ABSTRACT
We assess Mureithi's 2009 documentary, ICYIZERE: hope (Motion Picture, Josiah Films), as a document of representational space and collective memory. We argue that the post-genocide reconciliation workshop represented in the film embodies and constructs a sacred/secular space. The reconciliatory space is produced through (1) negotiations of dialectical tensions between past/present as well as individual/collective memory, and (2) (re)presentations of rehumanization within the workshop whereby participants (and audiences) can (re)interpret the Other. We analyze the rehumanization process in the documentary via identity widening theory (Ellis, D.G., 2006, Transforming conflict: Communication and ethnopolitical conflict. Boulder, CO: Rowman & Littlefield Publishers) and empathetic human interaction. Finally, we detail how the documentary situates participants within a transformative space of negotiated memories of the genocide with current day reconciliation efforts.
Acknowledgements
Eric Aoki, PhD (University of Washington, 1997) is a Professor in the Department of Communication Studies at Colorado State University. Kyle M. Jonas, MA, MTS (Colorado State University, 2011 and Vanderbilt University, 2014, respectively) is a graduate of Vanderbilt Divinity School and current staff at Vanderbilt University. Jonas wrote an initial section of this essay in a graduate class taught by Aoki as well as presented it at the Western States Communication Association (WSCA), 2011. A newly co-authored essay was presented in Kigali, Rwanda, January 2012, at the SIT Symposium: Conflict, Memory, and Reconciliation: Bridging past, present, and future; the version of that essay is included in the symposium proceedings of SIT. Thank you to SIT and WSCA respondents as well as exceptional feedback provided by the unknown reviewers for the Journal of International and Intercultural Communication. Finally, thanks to the College of Liberal Arts at Colorado State University for travel support to the symposium in Kigali. Both authors contributed equally to this essay.
Notes
1. Mamdani (Citation2001b) argues, “the Rwandan genocide needs to be thought through within the logic of colonialism” (p. 9). Mamdani notes “the history of European colonies is rife with massacres and forced marches, conscript labor and expulsions. Colonial powers often stopped at nothing to subdue their restive populations … annihilation was always an option” (p. 32). Rwandans and surrounding territories witnessed the genocide of the Herero during German General Lothar von Trotha’s bloody campaign in the early 1900s—the first genocide of the century.

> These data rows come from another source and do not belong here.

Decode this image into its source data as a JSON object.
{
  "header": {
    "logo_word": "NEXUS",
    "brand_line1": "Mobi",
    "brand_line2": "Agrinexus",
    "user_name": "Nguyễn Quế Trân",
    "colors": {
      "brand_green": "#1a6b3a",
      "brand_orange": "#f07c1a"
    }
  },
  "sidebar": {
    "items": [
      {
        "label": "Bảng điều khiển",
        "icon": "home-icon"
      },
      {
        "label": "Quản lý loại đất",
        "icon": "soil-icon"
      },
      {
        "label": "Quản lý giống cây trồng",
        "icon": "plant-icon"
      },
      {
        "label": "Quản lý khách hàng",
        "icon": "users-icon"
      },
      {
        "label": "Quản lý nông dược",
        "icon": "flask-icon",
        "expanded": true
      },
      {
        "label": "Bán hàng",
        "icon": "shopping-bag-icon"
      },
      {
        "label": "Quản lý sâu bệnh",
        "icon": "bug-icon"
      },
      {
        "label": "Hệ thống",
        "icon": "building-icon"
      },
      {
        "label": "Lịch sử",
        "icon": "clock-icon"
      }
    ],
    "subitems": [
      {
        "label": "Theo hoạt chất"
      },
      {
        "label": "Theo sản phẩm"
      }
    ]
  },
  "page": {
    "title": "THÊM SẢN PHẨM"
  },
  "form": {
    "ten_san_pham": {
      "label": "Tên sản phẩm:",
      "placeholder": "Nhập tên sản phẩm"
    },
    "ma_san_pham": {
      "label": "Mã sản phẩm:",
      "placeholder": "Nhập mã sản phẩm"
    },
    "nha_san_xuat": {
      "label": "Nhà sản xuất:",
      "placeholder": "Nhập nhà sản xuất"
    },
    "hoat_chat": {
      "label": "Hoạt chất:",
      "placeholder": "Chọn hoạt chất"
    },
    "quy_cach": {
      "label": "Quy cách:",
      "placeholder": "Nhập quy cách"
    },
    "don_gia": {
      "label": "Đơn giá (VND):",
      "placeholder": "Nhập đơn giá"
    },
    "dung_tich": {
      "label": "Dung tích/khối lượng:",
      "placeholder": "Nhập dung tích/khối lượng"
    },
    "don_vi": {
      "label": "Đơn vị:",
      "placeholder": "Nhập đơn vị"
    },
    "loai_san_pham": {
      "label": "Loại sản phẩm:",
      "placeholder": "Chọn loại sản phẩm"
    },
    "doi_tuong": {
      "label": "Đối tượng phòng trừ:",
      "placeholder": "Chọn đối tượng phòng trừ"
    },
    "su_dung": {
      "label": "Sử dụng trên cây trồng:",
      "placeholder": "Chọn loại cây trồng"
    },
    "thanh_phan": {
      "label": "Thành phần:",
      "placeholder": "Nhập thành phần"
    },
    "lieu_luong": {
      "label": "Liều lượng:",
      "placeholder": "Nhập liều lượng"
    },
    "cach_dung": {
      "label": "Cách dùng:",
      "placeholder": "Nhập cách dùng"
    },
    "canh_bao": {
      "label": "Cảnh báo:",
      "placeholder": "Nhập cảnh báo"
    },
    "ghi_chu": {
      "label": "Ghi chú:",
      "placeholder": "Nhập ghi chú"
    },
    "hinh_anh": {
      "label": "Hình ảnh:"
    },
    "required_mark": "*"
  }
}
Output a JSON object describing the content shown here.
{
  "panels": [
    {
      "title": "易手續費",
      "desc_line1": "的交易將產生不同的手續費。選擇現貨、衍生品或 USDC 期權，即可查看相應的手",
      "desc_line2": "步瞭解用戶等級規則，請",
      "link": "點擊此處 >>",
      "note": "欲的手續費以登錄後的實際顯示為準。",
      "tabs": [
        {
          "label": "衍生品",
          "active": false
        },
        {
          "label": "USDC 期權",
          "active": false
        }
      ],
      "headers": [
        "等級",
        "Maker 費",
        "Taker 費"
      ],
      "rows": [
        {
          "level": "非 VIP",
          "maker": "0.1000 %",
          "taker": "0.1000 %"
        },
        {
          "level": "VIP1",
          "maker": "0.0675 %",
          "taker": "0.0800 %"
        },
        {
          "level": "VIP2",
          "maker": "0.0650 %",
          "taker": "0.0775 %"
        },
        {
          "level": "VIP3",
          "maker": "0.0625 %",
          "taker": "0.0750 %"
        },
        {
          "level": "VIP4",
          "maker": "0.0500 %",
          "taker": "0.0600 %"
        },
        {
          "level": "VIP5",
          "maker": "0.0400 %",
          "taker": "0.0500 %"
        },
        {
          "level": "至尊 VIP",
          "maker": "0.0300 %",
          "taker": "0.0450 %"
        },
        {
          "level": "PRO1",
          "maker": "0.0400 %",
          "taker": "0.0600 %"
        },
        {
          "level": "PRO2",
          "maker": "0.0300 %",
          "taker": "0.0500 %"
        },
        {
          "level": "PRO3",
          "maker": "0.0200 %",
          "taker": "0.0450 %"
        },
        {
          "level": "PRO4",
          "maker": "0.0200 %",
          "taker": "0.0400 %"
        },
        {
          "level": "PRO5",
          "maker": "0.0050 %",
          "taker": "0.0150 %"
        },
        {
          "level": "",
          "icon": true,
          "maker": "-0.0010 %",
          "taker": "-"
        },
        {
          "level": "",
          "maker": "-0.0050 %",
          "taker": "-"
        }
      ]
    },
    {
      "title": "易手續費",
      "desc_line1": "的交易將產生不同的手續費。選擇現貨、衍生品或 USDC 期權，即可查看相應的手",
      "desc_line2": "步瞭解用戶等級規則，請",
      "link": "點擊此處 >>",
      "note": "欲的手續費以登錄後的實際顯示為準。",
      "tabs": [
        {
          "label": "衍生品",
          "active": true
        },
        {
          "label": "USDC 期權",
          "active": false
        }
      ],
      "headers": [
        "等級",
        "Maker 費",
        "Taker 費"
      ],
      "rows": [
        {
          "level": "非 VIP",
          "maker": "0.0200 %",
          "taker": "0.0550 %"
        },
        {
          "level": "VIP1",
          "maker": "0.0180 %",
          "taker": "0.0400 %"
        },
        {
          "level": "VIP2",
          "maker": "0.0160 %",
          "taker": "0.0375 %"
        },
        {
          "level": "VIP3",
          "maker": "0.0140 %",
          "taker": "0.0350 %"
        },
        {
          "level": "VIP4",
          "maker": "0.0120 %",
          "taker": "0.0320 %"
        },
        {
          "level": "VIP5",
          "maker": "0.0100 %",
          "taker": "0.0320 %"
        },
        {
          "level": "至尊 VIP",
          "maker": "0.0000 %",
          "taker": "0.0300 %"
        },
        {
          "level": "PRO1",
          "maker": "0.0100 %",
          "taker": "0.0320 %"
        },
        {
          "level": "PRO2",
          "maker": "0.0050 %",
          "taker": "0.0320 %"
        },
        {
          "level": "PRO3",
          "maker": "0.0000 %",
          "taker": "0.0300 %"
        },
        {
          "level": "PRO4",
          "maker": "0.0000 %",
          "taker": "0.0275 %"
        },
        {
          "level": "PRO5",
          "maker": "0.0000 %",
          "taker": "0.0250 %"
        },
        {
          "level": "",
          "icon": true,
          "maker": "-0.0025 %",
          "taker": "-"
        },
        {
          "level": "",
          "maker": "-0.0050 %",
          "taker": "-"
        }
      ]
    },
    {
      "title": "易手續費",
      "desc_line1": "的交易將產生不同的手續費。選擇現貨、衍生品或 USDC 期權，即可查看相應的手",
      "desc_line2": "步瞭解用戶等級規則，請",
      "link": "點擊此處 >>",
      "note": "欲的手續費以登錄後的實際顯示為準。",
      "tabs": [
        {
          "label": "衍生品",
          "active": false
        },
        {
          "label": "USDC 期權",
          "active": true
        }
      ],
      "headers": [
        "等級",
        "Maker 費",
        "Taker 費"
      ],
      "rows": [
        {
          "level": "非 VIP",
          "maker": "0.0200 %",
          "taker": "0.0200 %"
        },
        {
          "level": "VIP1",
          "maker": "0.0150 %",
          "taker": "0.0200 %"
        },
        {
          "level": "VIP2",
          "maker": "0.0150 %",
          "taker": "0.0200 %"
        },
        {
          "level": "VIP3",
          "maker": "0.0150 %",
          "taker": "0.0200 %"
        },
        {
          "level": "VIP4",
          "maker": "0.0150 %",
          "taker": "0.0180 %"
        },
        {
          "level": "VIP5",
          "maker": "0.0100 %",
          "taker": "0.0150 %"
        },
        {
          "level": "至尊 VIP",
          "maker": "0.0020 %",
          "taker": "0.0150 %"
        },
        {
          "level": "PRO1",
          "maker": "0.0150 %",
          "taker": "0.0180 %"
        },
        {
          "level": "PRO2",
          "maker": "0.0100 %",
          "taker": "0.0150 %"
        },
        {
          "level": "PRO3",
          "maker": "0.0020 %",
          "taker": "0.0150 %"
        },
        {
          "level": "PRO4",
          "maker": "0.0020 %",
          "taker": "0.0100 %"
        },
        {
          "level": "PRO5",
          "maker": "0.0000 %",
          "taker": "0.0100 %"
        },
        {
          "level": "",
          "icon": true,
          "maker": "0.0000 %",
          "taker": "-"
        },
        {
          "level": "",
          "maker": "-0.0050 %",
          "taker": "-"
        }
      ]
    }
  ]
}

2. Radio has historically been a means of spreading propaganda that leads to violence. Although speaking specifically to “The Social Construction of a Hate Crime Epidemic,” Jacobs and Henry (Citation1996) point to an historical U.S. case where the use of radio was used as a powerful and influential medium to incite hate and violence (p. 366). The authors state,
An avowed enemy of the New Deal, Coughlin founded the National Union for Social Justice (NUSJ). By 1936, NUSJ recruited over five million members. His radio broadcasts, which boasted an audience of at least ten million listeners, were peppered with anti-semitic attacks; he praised Nazi Germany and the Third Reich. His anti-semitic message appealed to nativism’s past victims, Irish and German Catholics. Young followers of Father Coughlin bragged about attacking Jews in Boston and New York (p. 390).
3. Using an intercultural lens, the viewer can began to process dialectical tensions such as Differences–Similarities, Privilege–Disadvantage, and History/Past–Present/Future Dialectics (Martin & Nakayama, Citation2013, pp. 399–400).
4. Gee (Citation1996) argues that discourses are “ways of being” in which we relate to each other and make sense of reality (p. viii).
5. During the genocide, Tutsis were referred to as “cockroaches” (Mureithi, Citation2009).